São árvores de outras paragens. Têm um nome de origem indígena — “jacarandá” é palavra da língua tupí-guarani. Chegaram a Lisboa pela mão de Félix de Avelar Brotero, director do Jardim Botânico da Ajuda no início do século XIX. Deram-se bem por aqui e, como noutras cidades do mundo, foram plantadas em muitos locais precisamente por causa dessa explosão de azul e roxo que todos os anos anuncia a chegada do Verão. 

Este ano pensei mais nos jacarandás porque fiz uma viagem ao Japão na Primavera, em plena época das cerejeiras em flor. Nos jardins de Tóquio, havia logo cedo toalhas a marcar lugar debaixo de cada cerejeira. Os japoneses acreditam que dá sorte estar por baixo de uma cerejeira quando a primeira flor abrir, e por isso organizam-se para guardar lugar nos jardins, onde fazem piqueniques — li mesmo que nas empresas um dos colegas de trabalho é destacado para essa tarefa. 

Nos templos de Quioto, raparigas vestidas com quimonos também floridos, e segurando delicados chapéus-de-sol, avançam em passos pequeninos para junto das cerejeiras e deixam-se fotografar pelas amigas com os rostos sorridentes encostados às florzinhas brancas. Percorremos o Caminho do Filósofo debaixo de uma chuva branca, uma neve que não faz frio, como a da lenda do rei mouro do Algarve que mandou plantar amendoeiras para curar a sua amada, uma bela e loira princesa do Norte, das saudades da neve. 

Casais de namorados, de traje tradicional japonês e mãos dadas, tiram também fotos debaixo dos ramos destas árvores. Há uma alegria infantil neles, como se nunca antes tivessem visto uma cerejeira em flor e cada vislumbre de uma delas fosse uma revelação. Talvez isso venha da sábia arte de viver cada momento como se fosse único e nunca igual. De saber que as flores deste ano não são as flores do ano passado e que temos de olhar para elas mais uma vez como se fosse a primeira vez. Porque, na verdade, é a primeira vez. 

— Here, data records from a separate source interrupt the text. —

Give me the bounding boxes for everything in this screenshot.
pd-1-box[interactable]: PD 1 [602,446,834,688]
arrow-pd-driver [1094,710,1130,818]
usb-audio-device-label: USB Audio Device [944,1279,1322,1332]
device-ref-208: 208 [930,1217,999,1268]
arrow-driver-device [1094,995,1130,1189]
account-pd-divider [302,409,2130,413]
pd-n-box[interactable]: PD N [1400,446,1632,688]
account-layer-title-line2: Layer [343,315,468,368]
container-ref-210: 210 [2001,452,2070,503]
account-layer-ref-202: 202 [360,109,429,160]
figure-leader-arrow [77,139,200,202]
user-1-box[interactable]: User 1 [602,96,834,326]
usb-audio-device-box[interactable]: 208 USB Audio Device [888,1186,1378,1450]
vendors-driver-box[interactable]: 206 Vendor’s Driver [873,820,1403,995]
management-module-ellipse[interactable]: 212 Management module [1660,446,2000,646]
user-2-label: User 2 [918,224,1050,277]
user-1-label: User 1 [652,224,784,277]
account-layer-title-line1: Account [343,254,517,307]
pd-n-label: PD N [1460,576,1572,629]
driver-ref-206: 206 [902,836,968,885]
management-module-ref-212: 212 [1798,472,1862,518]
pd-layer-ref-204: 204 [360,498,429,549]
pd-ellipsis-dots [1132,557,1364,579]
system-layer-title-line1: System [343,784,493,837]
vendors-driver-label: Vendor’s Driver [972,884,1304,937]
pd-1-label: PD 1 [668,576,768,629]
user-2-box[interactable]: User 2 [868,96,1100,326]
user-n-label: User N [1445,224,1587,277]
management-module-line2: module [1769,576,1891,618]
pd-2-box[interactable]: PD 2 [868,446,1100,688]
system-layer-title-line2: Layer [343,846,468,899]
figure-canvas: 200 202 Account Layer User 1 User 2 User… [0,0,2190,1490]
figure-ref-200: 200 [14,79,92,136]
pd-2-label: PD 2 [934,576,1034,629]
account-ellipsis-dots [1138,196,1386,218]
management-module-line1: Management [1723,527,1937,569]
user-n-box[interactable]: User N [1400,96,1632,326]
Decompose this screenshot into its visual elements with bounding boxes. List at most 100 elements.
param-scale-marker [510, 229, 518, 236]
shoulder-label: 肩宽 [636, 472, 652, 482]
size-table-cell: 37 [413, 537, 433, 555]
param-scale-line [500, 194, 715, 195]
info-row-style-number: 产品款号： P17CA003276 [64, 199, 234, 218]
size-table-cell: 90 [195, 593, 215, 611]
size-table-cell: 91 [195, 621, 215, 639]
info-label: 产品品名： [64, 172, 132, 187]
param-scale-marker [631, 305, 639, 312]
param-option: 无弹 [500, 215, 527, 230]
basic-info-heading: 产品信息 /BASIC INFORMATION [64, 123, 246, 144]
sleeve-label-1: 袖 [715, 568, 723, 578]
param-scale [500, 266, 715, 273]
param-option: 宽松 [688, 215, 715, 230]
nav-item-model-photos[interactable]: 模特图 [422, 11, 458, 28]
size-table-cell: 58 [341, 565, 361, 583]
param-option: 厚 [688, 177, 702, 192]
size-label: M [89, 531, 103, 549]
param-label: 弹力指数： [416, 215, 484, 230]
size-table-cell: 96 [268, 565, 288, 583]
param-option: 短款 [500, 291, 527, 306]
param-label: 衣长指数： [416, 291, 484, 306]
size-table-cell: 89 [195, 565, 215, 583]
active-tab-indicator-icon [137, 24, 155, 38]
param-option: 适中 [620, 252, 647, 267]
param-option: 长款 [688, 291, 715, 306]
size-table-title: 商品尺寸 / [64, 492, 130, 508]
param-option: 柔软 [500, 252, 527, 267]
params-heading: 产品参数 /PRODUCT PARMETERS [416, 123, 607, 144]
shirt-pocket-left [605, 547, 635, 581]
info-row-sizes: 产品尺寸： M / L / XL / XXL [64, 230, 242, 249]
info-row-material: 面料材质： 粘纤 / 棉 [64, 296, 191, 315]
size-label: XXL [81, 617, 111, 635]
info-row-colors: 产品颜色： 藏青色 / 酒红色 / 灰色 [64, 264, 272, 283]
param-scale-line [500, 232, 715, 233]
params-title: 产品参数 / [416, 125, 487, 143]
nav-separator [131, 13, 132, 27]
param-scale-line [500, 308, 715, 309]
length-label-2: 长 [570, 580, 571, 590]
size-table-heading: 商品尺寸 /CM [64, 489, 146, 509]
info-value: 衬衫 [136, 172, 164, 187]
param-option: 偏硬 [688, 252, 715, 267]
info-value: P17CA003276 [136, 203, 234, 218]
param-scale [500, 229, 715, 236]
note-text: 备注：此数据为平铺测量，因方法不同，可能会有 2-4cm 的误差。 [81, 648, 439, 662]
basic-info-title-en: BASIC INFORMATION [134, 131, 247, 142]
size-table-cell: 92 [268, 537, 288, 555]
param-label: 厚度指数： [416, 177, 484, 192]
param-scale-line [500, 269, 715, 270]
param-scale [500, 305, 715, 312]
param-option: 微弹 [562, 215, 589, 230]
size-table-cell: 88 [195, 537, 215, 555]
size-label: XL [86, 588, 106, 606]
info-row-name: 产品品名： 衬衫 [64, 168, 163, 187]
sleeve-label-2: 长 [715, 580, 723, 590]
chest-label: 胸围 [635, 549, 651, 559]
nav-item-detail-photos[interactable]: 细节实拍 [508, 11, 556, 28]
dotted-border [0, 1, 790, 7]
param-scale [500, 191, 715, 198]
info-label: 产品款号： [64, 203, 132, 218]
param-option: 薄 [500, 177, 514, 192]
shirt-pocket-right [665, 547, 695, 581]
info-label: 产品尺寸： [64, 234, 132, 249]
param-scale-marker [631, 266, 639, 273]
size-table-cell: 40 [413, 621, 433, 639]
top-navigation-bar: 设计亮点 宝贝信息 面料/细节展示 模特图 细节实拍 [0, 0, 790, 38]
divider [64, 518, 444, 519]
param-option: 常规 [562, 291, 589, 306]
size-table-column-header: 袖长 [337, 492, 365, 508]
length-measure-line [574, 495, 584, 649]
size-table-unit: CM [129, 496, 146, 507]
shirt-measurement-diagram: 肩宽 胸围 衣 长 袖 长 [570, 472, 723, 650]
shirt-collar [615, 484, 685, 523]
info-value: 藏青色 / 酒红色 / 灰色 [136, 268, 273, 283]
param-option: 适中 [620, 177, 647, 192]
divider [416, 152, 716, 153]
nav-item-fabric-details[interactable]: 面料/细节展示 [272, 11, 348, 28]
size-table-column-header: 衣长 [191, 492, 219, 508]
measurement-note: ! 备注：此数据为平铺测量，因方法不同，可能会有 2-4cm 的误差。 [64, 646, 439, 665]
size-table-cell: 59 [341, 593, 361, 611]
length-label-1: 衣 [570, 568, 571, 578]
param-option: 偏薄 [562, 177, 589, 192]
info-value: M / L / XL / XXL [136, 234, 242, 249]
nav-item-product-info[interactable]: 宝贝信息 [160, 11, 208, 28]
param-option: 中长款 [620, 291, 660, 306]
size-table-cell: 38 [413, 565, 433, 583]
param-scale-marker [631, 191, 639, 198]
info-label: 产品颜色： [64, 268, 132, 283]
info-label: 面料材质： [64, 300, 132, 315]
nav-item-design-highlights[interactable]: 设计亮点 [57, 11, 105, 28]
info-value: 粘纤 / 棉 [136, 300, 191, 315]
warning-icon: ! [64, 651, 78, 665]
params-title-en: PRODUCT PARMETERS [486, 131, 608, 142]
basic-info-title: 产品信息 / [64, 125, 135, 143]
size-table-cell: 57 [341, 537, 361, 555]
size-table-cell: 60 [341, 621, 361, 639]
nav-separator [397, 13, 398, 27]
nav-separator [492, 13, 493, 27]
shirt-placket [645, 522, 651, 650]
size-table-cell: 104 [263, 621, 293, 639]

Os portugueses não são japoneses e por isso a alegria de ver os jacarandás florir tem menos essa inocência infantil e mais uma espécie de doce melancolia — e talvez seja por isso que as flores deles são brancas e as nossas são roxas. 
Eugénio de Andrade dedicou-lhes um poema, Aos Jacarandás de Lisboa
 

São eles que anunciam o verão. 
Não sei doutra glória, doutro 
paraíso: à sua entrada os jacarandás 
estão em flor, um de cada lado. 
E um sorriso, tranquila morada, 
à minha espera. 
O espaço a toda a roda 
multiplica os seus espelhos, abre 
varandas para o mar. 
É como nos sonhos mais pueris: 
posso voar quase rente 
às nuvens altas – irmão dos pássaros –, 
perder-me no ar.

Mas parece injusto que, tirando algumas excepções, sejam tão pouco cantados. Mereciam mais: poemas, romarias, uma festa inteira dedicada a eles.  É verdade — temos de o reconhecer — que não pensamos nos jacarandás no resto do ano. As árvores, essas, estão sempre ali, nos mesmos locais da cidade, mas sem as flores roxas tendemos a esquecê-las, numa demonstração de indesculpável ingratidão. Talvez seja, no entanto, por essa capacidade de esquecimento que a cada ano nos surpreendemos ao vê-las florir e, se calhar, só por pudor não nos precipitamos para junto delas para nos deixarmos fotografar nos seus tapetes roxos.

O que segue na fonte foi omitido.